Руки у Кати тонкие, с красивыми длинными пальцами. Сама она тоже худенькая. Когда летом выдавались особенно тёплые дни, Катя бегала на работу в одном сарафанчике, даже лифчика не надевала. Грудь у неё едва заметная, да и мужчины в питомнике не работают.
Кате скоро двадцать лет. И как все в такие годы, она тоскует, любит, ждёт. Всеволод пишет редко и всё не может собраться приехать хотя бы на недельку в этот маленький городок к Белому морю.
Всеволод работает электромонтёром на киностудии и учится на каких-то вечерних курсах.
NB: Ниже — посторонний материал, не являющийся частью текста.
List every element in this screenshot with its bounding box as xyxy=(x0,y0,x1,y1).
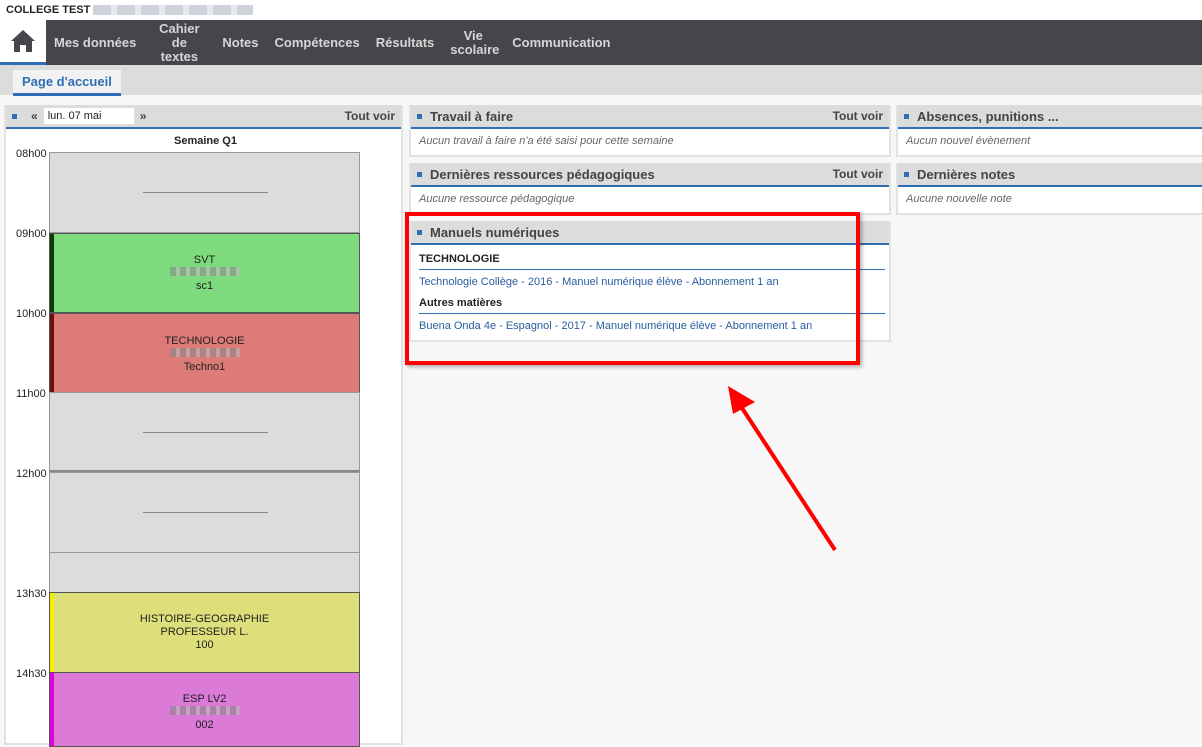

Катю мучает мысль, что там, где работает Сева, много красивых женщин-артисток, и, вообще, всё очень интересно, и он скоро совсем забудет её, Катю.
Кате всё дорого в облике Севы. И близко посаженые глаза, и морщинки у губ, и светлые рассыпающиеся волосы. Всеволод — её первая и, как она твёрдо верит, последняя любовь.
Ольге Агеевне, хозяйке дома, лет сорок. Это крупная, спокойная женщина. Она из рыбачьей семьи. В юности сама рыбачила. Теперь работает лёдчицей — грузит на траулеры лёд. Работа со льдом грубая, тяжёлая, и руки Ольги Агеевны тоже тяжёлые и грубые. Лицом она некрасива. Молчалива, смеётся редко, но вечерами, вернувшись с комбината, садится на крыльце и, обхватив локти руками и низко согнувшись, тихонько поёт, глядя на море. Поёт старые рыбацкие песни. Тягучие и тоскливые, как низкие северные тучи.
Муж её тоже рыбак. Плавает тралмейстером на логгере в Атлантике, ловит сельдь.
Катя знает, что на душе у хозяйки горе. Давнишнее обидное горе — нет у неё детей. Катя случайно слышала, как перед уходом в море муж хозяйки крепко бил кулаком по столу и кричал, что не может настоящий рыбак без сынов жить. Нужна ему смена, пока сам в плечах широк, чтобы самому успеть щенят к морю приучить. Был он пьян тогда и всё повторял и повторял, что самое плохое для моряка — возвращаться после моря в пустой дом.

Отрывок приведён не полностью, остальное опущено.